Now I simply stream the results to file and in a next step I read the file back in into an array. This avoids the memory overhead completely. Maybe the into-array is not able to dynamically size without completely recreating the array?

niek08:11:15

Just had a look at the into-array implementation and it does a count on the lazy seq to create an array of the right size. The count causes the seq to be realized and since we also have a reference to the head of the seq it will not be able to GC the intermediary structures. Makes sense?

val_waeselynck08:11:59

@U5RGDD8C9 Ah right, I didn't suggest the chunked version because the transformation was described as computationally expensive, so I thought the overhead of pmap and lazy seqs would be insignificant. It's weird that the cleaning up only happens in the end, would you by chance by using core.async's onto or something like that to write the stream to disk?
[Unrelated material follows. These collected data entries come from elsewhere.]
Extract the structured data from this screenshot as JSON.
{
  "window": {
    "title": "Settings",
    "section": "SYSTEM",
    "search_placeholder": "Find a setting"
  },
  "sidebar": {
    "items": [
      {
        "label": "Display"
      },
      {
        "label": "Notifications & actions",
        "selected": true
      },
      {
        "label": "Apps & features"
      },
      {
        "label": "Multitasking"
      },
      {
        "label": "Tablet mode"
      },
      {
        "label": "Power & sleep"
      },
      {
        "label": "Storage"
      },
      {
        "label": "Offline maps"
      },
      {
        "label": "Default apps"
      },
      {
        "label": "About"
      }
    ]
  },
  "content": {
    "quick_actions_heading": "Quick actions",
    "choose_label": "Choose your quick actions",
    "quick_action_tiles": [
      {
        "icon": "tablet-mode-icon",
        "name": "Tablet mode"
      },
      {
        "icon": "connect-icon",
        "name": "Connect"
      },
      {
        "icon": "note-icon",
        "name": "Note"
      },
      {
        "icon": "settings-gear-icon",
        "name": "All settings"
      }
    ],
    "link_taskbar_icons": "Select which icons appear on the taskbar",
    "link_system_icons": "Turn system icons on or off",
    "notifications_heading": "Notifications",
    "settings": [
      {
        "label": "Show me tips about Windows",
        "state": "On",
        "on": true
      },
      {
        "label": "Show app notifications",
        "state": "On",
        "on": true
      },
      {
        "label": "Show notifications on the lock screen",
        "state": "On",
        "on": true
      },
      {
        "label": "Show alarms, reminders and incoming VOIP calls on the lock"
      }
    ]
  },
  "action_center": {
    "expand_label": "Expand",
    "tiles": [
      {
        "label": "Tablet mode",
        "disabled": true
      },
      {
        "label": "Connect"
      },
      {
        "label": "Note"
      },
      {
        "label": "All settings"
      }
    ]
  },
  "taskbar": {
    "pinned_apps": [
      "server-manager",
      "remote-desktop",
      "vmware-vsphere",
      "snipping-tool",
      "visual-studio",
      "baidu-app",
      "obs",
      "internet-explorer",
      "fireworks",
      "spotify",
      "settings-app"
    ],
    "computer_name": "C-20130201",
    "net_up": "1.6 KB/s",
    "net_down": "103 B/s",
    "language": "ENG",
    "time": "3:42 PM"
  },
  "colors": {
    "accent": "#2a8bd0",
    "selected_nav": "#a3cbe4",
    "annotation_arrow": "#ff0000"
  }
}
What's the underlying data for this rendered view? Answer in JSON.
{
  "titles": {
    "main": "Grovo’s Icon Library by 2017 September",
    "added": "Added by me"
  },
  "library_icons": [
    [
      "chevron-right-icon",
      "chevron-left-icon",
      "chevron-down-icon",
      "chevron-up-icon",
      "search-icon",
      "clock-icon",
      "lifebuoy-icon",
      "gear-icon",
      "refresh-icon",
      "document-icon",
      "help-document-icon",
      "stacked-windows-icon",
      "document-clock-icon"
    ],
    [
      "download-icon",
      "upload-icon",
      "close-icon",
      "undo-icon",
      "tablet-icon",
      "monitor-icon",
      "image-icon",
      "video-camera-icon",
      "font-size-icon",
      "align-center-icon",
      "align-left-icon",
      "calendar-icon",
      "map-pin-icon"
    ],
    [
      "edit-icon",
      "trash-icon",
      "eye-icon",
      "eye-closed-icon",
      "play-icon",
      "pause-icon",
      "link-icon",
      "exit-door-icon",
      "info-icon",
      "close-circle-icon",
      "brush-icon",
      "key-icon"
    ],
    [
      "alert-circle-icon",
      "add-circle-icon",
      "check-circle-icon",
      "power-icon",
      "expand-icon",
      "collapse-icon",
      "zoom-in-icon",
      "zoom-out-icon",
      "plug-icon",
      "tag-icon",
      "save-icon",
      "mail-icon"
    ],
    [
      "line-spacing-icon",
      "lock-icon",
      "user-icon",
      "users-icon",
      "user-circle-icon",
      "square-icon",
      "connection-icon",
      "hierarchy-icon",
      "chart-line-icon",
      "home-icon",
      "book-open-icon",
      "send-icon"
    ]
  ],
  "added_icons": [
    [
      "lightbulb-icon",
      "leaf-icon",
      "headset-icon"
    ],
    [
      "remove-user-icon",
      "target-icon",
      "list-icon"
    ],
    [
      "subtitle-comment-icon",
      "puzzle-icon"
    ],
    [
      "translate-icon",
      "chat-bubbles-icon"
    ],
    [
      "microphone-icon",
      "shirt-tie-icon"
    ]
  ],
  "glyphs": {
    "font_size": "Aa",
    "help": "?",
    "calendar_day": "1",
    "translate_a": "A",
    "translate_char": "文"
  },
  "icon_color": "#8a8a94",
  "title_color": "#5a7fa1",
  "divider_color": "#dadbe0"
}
If so, be aware that there's a bug in onto that will hold on to the head of the lazy seq until all items have been put in the channel

val_waeselynck08:11:41

@U5RGDD8C9 oh right your explanation is much simpler

niek08:11:57

Im doing a with-open - doseq - .write to write the items to disk, I guess its not using onto, but thanks for brining that up 🙂

niek08:11:28

Thanks, that's a dynamically resizing int Array right?

val_waeselynck09:11:54

@U5RGDD8C9 I guess! Anyway, I guess you could implement the dynamic resizing yourself, it's not that hard. Don't forget to use System.arraycopy() or a wrapper of that for efficiency

niek09:11:20

I'm afraid the arraycopy implies that I would need enough memory to store the whole structure twice in memory. All I need is to know the count of the lazy seq before its realized, create an empty array of that size, and fill it up on-the-fly

val_waeselynck09:11:07

@U5RGDD8C9 oh yeah right, in this case it's even easier

niek09:11:04

Do you know how to do a count without keeping the head? See also https://groups.google.com/forum/#!topic/clojure/QbyD2-PMzHQ where "(reduce (fn [x _] (inc x)) 0 the-seq)" is suggested (very old post though :-))

niek09:11:25

havent tried it out yet but I dont see how that's not holding the head

val_waeselynck10:11:56

@U5RGDD8C9 google 'Clojure locals clearing'. clojure.core/count also works that way, so it should not retain the head of a lazy sequence (verify it at the REPL with `(count (repeatedly 100000 #(int-array 100000))) `)

niek10:11:01

Interesting! But thinking of it, even if the count clears the locals, it will most probably have to realize the computations, which will then happen again while filling up the array

niek10:11:00

(btw the into-array implementation doesnt even use (count my-lazy-seq), it uses length(seq))

joachim08:11:56

hi guys. We did implement a solution based on async, but I forgot about the bug. @U5RGDD8C9 , here's a fixed version of onto-chan:

joachim08:11:59

(defn onto-chan
  "Patched version of core.async/onto-chan, see "
  ([ch coll] (onto-chan ch coll true))
  ([ch coll close?]
   (let [coll-fn (^:once fn* [] coll)]
     (as/go-loop [vs (seq (coll-fn))]
       (if (and vs (as/>! ch (first vs)))
         (recur (next vs))
         (when close?
           (as/close! ch)))))))

joachim08:11:16

furthermore, you don't need to count the sequence as you can calculate the size in advance (see the n-pairs fn in my solution code)

joachim08:11:42

anyway, thanks a lot for the suggestions @U06GS6P1N!